About 4 weeks ago I said that I would move away from the original subject matter of my blog, and whilst that is still true (I am working on it now but will probably take another few months to get up and running) this is a great forum for storing recipes and other how-to’s (which if I am honest is what I was using the original shappyhopper.com domain for – I had that domain 14 years ago, I can’t remember now how log ago it was I moved to a .co.uk).

This weekend I made another batch of my Greengage and Tomato Chutney. I last made this in November 2012, when I had not been able to gather many Greengages (I “foraged” for them in the car park of an industrial estate) having left it too late in the year. Last year however I did very well and gathered bags of them – 150+ fruit in all.

This then went straight into my freezer (in late 2013) because the fruit spoils very quickly. I had every intention of making chutney very soon after that…… and after nearly a year my wife told me to do something with it or chuck it.

I liked the Greengage chutney I made last time, and it was well received at the 2012 BOGIES Christmas dinner (during the chutney competition – I won the competition at the 2013 dinner, with a rabbit pie I made from scratch, including preparing the rabbit as per the survival course I attended in September 2012) but the sheer volume of chutney I would have made if I had scaled the recipe up (e.g. 32 large tomatoes, 8 onions….) made me rethink the recipe.
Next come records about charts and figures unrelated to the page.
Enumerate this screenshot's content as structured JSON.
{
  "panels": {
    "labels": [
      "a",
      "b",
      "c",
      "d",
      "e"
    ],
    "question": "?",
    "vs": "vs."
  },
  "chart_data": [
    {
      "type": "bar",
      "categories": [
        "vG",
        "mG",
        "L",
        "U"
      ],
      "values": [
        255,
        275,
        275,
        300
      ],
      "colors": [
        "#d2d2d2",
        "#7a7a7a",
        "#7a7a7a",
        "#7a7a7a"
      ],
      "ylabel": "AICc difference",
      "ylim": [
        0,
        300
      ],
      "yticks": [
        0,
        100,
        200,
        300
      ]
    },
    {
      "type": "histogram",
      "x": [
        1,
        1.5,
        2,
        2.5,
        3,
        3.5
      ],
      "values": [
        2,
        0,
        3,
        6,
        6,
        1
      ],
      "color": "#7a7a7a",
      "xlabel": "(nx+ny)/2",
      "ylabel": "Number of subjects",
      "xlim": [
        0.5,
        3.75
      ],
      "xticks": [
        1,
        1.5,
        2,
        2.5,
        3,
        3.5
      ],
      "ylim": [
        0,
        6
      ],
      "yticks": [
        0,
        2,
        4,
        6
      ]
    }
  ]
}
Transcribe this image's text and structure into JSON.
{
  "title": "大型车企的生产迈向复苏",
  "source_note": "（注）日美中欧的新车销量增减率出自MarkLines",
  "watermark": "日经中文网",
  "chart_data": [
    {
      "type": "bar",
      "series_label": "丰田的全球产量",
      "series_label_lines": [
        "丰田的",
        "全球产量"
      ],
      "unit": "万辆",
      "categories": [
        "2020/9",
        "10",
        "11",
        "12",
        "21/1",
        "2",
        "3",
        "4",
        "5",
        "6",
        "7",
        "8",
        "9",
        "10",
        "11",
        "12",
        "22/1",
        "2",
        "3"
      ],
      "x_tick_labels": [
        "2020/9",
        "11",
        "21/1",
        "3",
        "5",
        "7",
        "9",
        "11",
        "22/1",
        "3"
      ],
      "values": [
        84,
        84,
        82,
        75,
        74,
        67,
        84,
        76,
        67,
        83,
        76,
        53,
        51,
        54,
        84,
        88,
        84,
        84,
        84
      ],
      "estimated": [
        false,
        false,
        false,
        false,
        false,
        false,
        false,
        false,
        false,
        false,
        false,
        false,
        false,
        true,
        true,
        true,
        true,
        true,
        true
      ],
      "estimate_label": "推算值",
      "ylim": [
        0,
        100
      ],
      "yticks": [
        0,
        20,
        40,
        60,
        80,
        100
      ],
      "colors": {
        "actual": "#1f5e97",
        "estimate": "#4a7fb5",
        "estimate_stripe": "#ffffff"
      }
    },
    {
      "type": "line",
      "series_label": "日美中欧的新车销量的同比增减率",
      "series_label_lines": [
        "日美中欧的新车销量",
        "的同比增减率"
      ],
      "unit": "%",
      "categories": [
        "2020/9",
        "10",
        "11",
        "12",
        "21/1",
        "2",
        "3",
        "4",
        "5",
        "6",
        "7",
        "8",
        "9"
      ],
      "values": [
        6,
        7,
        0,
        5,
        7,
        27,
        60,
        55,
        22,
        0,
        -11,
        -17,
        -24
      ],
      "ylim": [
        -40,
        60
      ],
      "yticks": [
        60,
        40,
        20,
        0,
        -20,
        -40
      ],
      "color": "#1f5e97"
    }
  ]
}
Here then is the new recipe – the chutney will be ready in December 2014 so please bear in mind this might be awful. Also I mentioned in my original post that I should have halved the fruit before freezing, and removed the stones. I didn’t, I should have, I hope I remember next time.

Ingredients:

  • 150 greengages (approx), with skins and stones removed (in my case the fruit could be squeezed once thawed and the flesh just ran out – it has the consistency of baby food)
  • 4 large onions, roughly chopped
  • 5 large vine ripened tomatoes (go for the ripest you can find), roughly chopped
  • 500ml of white wine vinegar
  • 440g Demerera sugar
  • 25 cloves freshly crushed garlic (4 full bulbs – I grew two of them myself) of garlic, I used two white bulbs (the ones I grew) and two red (from the shop but I hope to have some home grown ones by next summer)
  • Half cup of lemon juice
  • 2.5 tsp (or to taste) of Birdseye chilli (from a spices jar)
  • 25ml of olive oil
  • 7.5 tsp of mustard seeds
  • 7.5 tsp ground ginger
  • 4 tsp ground turmeric
  • 5.5 tsp cardamom pods (green)
  • 15 whole star anise, lightly ground in a pestle and mortar
  • Ground sea salt (to taste – I added 20 “grinds” from a hand grinder)

 

To cook:

  • Put the chopped onions into your pan and add the oil. Mix well and place on the heat. Cook until the onions start to soften.
  • Then add the garlic. I had some help from Bella (my daughter) as we crushed the garlic cloves directly over the onions, which kept as much of the garlic oil as possible.
  • Add the mustard seeds, ground ginger, turmeric, cardamom and star anise and stir well.
  • Continue to cook until the onions are very soft (we took some time to crush the 25 cloves as Bella wanted to do them herself)
  • Add the remaining ingredients except the greengages (do not crush the cardamon pods) and stir well.
  • Once well stirred add the greengages
  • Stir well
  • Reduce; I put mine on a low heat for 3+ hours stirring regularly. It went from a light yellow colour to a dark brown. You can tell it is thickening when the cardamom pods stop floating on the surface
  • It is ready when you can score a line through it with a wooden spoon and it doesn’t immediately fill with liquid (takes a few seconds)
  • Put in jars as per normal chutney/ canning process

 

You are not supposed to try the chutney when cooking it but I was working at times to taste. The above produced a hot chutney with a sharp taste (like the hot sauce you get in an Indian restaurant with papadum appetisers).

This recipe produced 4 and a bit standard jars of chutney.